There are two definitions for a recession. One is formal and set by the NBER and the other is an informal approach. The informal definition states that a recession is two consecutive quarters of negative GDP growth. The more formal approach is based on watching four economic series as well as the GDP series.
The NBER committee places particular emphasis on two monthly measures of activity across the entire economy: (1) personal income less transfer payments, in real terms and (2) employment. In addition, the committee refers to two indicators with coverage primarily of manufacturing and goods: (3) industrial production and (4) the volume of sales of the manufacturing and wholesale-retail sectors adjusted for price changes.
Personnel income peaked in September of last year without counting transfer payments. On a real basis personnel income is still above 3% assuming an inflation rate of 2.5%. Transfer payments have changed by 1.25 percent over the last year so personnel income would still be positive albeit below the long-term growth trend of 3%.

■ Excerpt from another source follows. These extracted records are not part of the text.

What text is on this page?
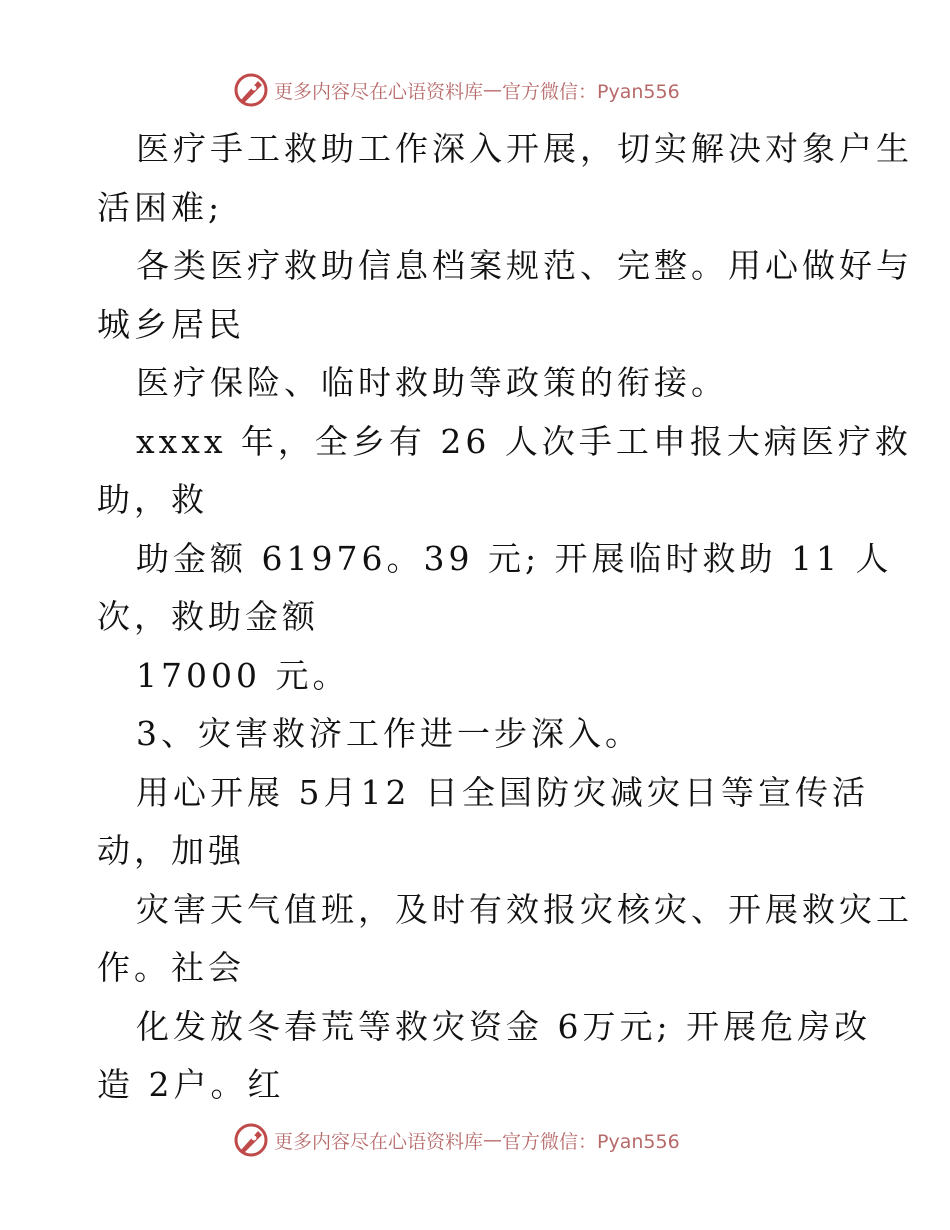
更多内容尽在心语资料库 — 官方微信：Pyan556
医疗手工救助工作深入开展，切实解决对象户生
活困难;
各类医疗救助信息档案规范、完整。用心做好与
城乡居民
医疗保险、临时救助等政策的衔接。
xxxx 年，全乡有 26 人次手工申报大病医疗救
助，救
助金额 61976。39 元; 开展临时救助 11 人
次，救助金额
17000 元。
3、灾害救济工作进一步深入。
用心开展 5月12 日全国防灾减灾日等宣传活
动，加强
灾害天气值班，及时有效报灾核灾、开展救灾工
作。社会
化发放冬春荒等救灾资金 6万元; 开展危房改
造 2户。红
更多内容尽在心语资料库 — 官方微信：Pyan556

The unemployment rate has moved up from the lows of 4.5 percent at the beginning of 2007 to the current levels of 4.9 percent. This change is not near the levels for the last recession but is clearly trending up.
Industrial production is above its lows but only reaching 2% on a nominal basis.
Retail sales have hovered around 4% on a nominal basis so sales are below the long-term trend on a real basis.
Looking at either the formal or informal numbers tells us that we are still not at the point of being in a recession; however, the markets seem to focus on the probability estimates for a recession and that is telling s slightly different story. Using the probability models, the chance of a recession on a forward basis is in some cases over 50%.